De ahí creció Osasuna. El Napoleón Arrasate movió banquillo, quitando al incansable Brandon y a Barja para meter a Nacho Vidal y a Xisco. Una falta botada por la zurda de terciopelo de Rubén García la cabeceaba a las mallas el pichichi Villar, tras ganar la pelea a su par entre agarrones y empujones. El empate desató la locura del trencilla, al exigir Lillo el balón a un rival para no perder tiempo, reprocharle a empujón limpio el héore N’Diaye y, entre tanganas y tanganas, llegar Xisco a frenar al rival para evitar males mayores y, por meterse de bueno, llevarse la roja directa. Expulsión la del delantero injusta, pero ojito a lo que apuntaba el pitolari porque el balear, menos guapo, le dijo cuatro cosillas.

Era le minuto 80. Osasuna se quedaba con 10, el Málaga con 9. Los rojillos estaban enchufados,. El Sadar estaba on fire y los dos goles habían llegado de estrategia, de sendas faltas laterales. Y el colegiado pitó falta a favor de Osasuna en tres cuartas partes del ataque rojillo. Y se la pidió Roberto Torres. Un Robertito, huelga decir, que todas las faltas anteriores que había sacado habían terminado o en la rotonda de los lupanares o, en meta contraria, en el Navarra Arena.

Pero la estrategia es lo que tiene, que bien ejecutada, da puntos.

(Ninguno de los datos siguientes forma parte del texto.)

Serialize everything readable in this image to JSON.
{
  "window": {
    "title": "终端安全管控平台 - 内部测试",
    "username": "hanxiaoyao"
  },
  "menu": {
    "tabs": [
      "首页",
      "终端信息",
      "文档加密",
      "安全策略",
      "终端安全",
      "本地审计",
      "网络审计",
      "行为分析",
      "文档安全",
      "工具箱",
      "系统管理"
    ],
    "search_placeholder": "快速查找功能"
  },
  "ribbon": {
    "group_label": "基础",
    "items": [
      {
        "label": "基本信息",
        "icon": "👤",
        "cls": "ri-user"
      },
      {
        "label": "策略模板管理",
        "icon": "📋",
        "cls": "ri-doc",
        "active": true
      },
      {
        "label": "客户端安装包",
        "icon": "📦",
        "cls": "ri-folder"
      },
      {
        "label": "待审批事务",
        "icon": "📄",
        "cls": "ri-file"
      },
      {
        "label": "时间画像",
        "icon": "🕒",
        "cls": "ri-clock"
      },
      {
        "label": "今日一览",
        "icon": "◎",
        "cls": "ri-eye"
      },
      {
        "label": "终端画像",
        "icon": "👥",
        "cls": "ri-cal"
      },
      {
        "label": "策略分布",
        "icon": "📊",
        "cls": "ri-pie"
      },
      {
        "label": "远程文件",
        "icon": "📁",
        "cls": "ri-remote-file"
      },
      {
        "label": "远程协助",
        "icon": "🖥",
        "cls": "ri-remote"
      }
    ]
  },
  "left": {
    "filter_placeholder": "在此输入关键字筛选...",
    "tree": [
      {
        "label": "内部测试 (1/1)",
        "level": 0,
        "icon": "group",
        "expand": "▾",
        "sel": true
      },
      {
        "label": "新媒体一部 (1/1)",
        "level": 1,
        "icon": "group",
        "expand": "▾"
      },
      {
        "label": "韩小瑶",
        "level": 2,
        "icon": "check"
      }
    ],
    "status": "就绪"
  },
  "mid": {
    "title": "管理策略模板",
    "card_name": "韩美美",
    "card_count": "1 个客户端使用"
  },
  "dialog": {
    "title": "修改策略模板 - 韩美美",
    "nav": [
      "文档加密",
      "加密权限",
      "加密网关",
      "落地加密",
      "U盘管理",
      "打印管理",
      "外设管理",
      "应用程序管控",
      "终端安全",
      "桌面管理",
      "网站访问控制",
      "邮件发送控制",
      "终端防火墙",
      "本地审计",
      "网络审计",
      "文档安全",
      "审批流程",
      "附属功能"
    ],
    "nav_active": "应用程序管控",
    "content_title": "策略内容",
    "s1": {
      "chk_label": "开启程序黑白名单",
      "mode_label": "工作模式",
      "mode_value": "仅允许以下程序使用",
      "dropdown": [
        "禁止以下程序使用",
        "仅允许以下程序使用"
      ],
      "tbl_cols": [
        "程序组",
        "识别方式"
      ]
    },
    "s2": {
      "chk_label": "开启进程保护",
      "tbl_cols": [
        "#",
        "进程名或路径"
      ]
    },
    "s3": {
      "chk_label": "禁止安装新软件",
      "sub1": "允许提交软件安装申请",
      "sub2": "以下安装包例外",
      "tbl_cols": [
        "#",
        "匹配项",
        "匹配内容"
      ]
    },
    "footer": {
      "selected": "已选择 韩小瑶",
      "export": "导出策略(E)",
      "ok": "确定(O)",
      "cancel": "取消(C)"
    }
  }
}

Tres puntazos que salieron del guante derecho de Arre, a cuya bota hay que hacerle ya un molde. Golpeo fuerte, con rosca, que se va cerrando para morir en la escuadra derecha de Munir. Como tantas veces le hemos visto marcar y, no por ser repetido, deja de ser bello. Golazo, remontada, tres puntos más y estrategia al poder.

Osasuna es, tras 12 partidos, el equipo cuatrero. Cuatro ganados, cuatro empatados, cuatro perdidos. Estamos más arriba que abajo, pero sin volvernos locos. Luis Hernández, jugador del Málaga, comentaba al finalizar el encuentro y clamar contra los árbitros que esto es muy largo. Vaya si lo es. Por ello, ahora hay que empezar a pensar ya en el Extremadura y la visita a Almendralejo. Y de paso, si se trabaja la estrategia en el Laboratorio de Tajonar, miel sobre hojuelas…

¡Hasta la muerte, Forofillo hasta la muerte!